Wednesday June 24 was the hottest day ever recorded in France. 58 departments and 44 million inhabitants have been affected by extreme heat since last weekend. 1,800 schools are closed. Who will take care of the children, shelter them, prepare fresh and balanced meals to follow the recommendations of Public Health France?
There is a good chance that women will be put to greater use. Whether it is dealing with the consequences of global warming or implementing everyday ecological actions, they are the ones who often find themselves on the front lines. Discreet work, rarely measured, but very real.
Intensified domestic work
This is what a qualitative survey published by the Jean-Jaurès Foundation demonstrates, carried out for Citeo among around sixty women and men with varied profiles, in terms of age, socio-professional category, place of living but also ecological sensitivity. And the observation is unequivocal.
The home is often seen through the prism of sharing, where differences are erased in favor of what the family or couple puts in place collectively. When it comes to ecology, this is particularly striking. We are green, a little, a lot, at times. We share the pride of acting for the planet or the guilt of not doing enough. But this “we” reveals nothing about “who does what?” “. It minimizes the role of each person in the management of everyday ecology. And it first and foremost makes women’s ecological work invisible.

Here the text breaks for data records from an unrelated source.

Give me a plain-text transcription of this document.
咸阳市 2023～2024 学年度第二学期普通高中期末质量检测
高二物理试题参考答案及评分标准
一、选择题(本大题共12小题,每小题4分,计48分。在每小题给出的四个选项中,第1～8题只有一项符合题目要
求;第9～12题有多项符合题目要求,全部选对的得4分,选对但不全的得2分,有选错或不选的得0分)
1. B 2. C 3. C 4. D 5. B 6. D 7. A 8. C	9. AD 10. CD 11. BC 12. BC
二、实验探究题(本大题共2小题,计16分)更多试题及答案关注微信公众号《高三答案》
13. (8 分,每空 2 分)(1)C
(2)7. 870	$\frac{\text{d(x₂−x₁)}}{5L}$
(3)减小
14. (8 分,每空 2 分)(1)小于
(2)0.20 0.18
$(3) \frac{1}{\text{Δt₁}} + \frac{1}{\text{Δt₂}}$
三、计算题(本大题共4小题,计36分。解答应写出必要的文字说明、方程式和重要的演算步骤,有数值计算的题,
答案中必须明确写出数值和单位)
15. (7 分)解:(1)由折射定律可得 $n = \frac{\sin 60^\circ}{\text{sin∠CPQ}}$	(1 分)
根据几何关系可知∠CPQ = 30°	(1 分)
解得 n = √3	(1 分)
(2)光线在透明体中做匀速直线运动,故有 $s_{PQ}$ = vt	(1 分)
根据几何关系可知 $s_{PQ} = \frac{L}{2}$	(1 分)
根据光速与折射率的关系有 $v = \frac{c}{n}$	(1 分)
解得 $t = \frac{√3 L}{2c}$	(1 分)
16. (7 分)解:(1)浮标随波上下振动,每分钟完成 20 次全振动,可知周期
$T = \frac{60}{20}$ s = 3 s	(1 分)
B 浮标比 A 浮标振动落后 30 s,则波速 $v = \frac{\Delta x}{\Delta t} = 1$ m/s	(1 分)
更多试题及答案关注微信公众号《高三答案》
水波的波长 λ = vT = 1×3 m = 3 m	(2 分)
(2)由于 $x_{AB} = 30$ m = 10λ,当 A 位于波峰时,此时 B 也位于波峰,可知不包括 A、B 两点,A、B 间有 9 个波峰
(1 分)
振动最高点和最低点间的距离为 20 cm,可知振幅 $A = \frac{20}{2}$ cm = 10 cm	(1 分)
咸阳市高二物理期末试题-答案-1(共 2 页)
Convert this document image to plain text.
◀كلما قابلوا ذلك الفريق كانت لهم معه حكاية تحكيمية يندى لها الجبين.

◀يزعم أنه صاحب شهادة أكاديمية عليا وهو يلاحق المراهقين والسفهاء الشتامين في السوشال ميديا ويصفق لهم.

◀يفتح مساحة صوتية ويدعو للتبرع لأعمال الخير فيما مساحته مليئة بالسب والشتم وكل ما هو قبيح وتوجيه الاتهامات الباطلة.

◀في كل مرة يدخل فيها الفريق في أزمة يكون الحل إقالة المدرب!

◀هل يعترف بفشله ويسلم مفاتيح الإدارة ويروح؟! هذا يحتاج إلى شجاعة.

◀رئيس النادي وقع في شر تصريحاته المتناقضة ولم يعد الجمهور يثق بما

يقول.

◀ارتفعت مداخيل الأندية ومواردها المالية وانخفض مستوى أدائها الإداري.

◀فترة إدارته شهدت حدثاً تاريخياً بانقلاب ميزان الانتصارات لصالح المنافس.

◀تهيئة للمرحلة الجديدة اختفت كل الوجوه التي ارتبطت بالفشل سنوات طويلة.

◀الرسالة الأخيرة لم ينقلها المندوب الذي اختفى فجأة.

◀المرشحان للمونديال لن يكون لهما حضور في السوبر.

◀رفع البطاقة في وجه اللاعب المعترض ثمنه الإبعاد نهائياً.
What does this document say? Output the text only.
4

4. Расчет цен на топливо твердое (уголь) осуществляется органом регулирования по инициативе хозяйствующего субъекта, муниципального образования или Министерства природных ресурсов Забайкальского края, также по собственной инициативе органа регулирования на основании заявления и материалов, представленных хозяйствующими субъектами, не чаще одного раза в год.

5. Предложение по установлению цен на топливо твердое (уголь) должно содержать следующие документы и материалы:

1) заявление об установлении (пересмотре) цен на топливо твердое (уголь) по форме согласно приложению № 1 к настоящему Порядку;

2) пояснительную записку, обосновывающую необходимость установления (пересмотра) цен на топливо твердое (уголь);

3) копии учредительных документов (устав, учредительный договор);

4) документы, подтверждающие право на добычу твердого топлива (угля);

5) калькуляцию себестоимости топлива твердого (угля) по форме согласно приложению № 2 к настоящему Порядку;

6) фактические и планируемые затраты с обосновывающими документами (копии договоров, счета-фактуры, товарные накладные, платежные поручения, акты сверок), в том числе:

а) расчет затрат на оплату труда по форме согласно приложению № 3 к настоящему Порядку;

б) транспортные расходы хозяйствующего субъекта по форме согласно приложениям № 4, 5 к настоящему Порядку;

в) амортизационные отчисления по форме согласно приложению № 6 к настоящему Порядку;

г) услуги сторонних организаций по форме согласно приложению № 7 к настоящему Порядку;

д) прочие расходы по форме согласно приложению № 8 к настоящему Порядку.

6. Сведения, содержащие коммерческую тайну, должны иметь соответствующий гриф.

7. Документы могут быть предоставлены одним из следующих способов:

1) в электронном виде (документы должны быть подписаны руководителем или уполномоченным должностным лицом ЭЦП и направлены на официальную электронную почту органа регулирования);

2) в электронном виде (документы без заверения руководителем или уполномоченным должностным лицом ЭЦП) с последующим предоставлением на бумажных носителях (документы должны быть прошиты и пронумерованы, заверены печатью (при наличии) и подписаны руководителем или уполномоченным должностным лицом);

Adopting ecological practices on a daily basis, these famous “small gestures”, often amounts to intensifying domestic work, which we know still largely falls on women.
Guardians of good practices
Women are more often than men at the initiative of new actions. They are more in anticipation of what needs to be done. While some men go to fill the shopping carts at the supermarket, women often continue to make the shopping list: the one that specifies the seasonal fruits and vegetables to buy, the packaging to check, the products to avoid.
They are often more expert on the right actions to adopt. But this expertise comes at a cost. They become the guardians of good practices within the home. Many say they have to go behind their spouse or children to check and correct the contents of the green, yellow or brown trash cans. Because they “know better”, it is also on them that the educational burden of children regarding the environment rests. One more responsibility!
And in the most ecologically committed households, when actions become more complex, take more time or involve greater constraints, there again, it is often women who take over. The ecological Do-it-yourself market is not mistaken. Offers allowing you to make your own shampoo, laundry detergent or household products are aimed at a female audience.
Double punishment
“We are at the maximum. I can’t add any other things,” confides one interviewee. The guilt is all the stronger as many struggle to hide their concern about the state of the planet. Some evoke the maternal instinct, the fear for future generations. This is perhaps one of the rare aspects of this ecological burden that quantitative surveys today manage to measure: ecoanxiety is stronger among women than among men. Like a double punishment.
And yet, the women interviewed are reluctant to name the ecological burden. When it comes to the environment, they often tend to minimize the unequal sharing of tasks, before recognizing that they are doing more. But as much as the notion of mental load allows them to put words to an experienced reality, that of ecological load sometimes appears to them as a subject of additional tension that they do not wish to add to their daily lives.
The solution is to be found elsewhere. We must reduce this green and invisible work, better distribute efforts to meet the challenges facing us. There is undoubtedly part of the answer in cooperation and complementarity between women and men. But it is also urgent to think about the transformation of our lifestyles through offers, services, infrastructure and collective organizations, in order to support women and involve men more.
The heatwave we are currently experiencing proves this to us. These climatic episodes are expected to multiply. They generate additional work: monitor, anticipate, protect, adapt. It would not be fair or acceptable for this burden to fall on women alone.